The court acknowledged that the discussion in Handel might be dicta, but noted other cases that likewise permitted reissue applications that added dependent claims without altering the scope of the originally granted claims. Thus, the court determined:
Even though the rule that adding a dependent claim as a hedge against possible invalidity is a proper reason to seek reissue has seemingly never been formally embodied in a holding of this court or its predecessor, articulation of the rule in Handel was not simply a passing observation—it was a considered explanation of the scope of the reissue authority of the PTO in the context of a detailed explanation of the reissue statute. Based on this court’s adoption of that rule and its adherence to the rule in both Muller and Hewlett-Packard, this court rejects the Board’s contrary ruling.
(Is the court saying that “half century old dicta,” like Supreme Court dicta, holds a certain cachet?)

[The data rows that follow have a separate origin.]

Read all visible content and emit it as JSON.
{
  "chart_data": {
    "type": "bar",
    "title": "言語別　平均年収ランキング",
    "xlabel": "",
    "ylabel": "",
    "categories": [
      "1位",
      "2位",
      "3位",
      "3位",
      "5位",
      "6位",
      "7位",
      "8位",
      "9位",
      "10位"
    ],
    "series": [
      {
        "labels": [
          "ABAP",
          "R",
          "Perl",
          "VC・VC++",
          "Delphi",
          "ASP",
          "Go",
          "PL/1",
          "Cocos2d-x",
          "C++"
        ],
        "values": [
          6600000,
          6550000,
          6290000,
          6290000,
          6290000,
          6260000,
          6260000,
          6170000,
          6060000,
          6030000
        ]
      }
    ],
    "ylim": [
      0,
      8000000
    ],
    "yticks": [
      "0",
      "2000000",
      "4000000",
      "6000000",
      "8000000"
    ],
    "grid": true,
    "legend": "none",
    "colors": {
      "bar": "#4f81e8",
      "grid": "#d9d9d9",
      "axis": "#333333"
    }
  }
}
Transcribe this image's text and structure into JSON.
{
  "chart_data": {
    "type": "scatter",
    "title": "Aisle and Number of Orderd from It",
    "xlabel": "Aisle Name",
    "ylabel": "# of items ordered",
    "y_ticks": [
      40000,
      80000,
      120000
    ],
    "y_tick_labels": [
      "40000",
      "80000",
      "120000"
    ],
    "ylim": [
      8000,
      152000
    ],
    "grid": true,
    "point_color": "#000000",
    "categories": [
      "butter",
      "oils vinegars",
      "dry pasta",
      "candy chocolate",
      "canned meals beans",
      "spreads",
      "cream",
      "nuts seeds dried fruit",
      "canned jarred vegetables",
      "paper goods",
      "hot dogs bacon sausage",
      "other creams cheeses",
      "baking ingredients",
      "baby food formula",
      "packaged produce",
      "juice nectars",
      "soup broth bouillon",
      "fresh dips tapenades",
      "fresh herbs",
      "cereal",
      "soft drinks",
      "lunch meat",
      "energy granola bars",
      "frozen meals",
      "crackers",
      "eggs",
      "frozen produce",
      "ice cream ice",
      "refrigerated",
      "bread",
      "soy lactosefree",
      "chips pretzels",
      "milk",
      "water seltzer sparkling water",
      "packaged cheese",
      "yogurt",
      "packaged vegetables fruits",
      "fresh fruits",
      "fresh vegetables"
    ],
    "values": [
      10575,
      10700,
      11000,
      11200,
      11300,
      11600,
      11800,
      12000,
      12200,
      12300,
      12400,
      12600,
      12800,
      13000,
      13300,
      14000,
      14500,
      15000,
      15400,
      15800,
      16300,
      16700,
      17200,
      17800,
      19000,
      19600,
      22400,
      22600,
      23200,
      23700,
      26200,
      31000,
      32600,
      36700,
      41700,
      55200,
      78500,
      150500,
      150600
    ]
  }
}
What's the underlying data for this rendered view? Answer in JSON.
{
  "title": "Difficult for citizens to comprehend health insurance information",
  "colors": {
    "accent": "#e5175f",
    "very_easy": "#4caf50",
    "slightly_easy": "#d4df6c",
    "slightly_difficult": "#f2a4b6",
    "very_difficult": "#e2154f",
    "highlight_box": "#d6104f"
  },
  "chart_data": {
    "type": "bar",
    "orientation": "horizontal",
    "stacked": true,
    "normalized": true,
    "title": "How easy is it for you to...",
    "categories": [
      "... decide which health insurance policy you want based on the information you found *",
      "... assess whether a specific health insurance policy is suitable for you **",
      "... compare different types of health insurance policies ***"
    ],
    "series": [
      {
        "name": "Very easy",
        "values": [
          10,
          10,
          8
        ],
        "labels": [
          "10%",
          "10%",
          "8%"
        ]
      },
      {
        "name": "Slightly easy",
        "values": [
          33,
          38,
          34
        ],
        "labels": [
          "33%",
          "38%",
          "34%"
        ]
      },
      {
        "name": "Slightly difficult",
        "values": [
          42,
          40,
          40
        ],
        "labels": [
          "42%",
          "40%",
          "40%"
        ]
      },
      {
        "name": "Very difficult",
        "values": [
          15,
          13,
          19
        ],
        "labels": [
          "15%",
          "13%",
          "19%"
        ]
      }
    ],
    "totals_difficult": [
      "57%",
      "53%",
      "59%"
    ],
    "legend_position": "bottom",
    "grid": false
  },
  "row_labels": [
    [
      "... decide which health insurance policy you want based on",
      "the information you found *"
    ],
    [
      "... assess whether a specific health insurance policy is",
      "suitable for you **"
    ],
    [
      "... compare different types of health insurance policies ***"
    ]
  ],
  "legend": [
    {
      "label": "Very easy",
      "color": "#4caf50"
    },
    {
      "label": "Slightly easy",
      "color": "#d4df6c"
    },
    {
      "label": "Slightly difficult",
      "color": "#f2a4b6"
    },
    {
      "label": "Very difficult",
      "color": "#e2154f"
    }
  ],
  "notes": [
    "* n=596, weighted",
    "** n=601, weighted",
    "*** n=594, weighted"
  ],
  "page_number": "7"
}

Addressing the reissue requirement that the original patent be “wholly or partly inoperative or invalid,” the court discussed the independent rights associated with each claim of a patent, and explained that “the omission of a narrower claim from a patent can render a patent partly inoperative by failing to protect the disclosed invention to the full extent allowed by law.”
Thus, the court directly and expressly followed the “rule” set forth in Handel:
“[T]he narrow rule relating to the addition of dependent claims as a hedge against possible invalidity has been embraced as a reasonable interpretation of the reissue statute by this court and its predecessor for nearly fifty years without any obvious adverse consequences. To deviate from that long-standing interpretation would be contrary to the doctrine of stare decisis and is unwarranted.”
Judge Dyk’s Dissent
Judge Dyk dissented from the majority decision which was authored by Judge Linn and joined by Judge Bryson.
Judge Dyk agreed with the Board that no prior decisions “squarely addressed or decided whether seeking to include narrower claims while retaining the original claims is a proper basis for reissue under § 251.”
According to Judge Dyk:
By retaining the original claims without alteration or amendment, the applicants have admitted that there was no error in the original patent. The fact that no error is being corrected here . . . makes reissue unavailable in this case.
An Important Option
The Federal Circuit decision here underscores the importance of reissue as an option for addressing “defects” that are discovered after a patent is granted. This option may be increasingly important in the context of biotech and pharmaceutical patents, where the legal requirements for written description, enablement and even patent-eligibility are in flux. The ability to file a reissue application to add dependent claims to hedge against the risk that originally granted claims will be held invalid under a more stringent written description requirement or under a new patent-eligibility requirement could salvage a patent from being inoperative or invalid under evolving legal standards.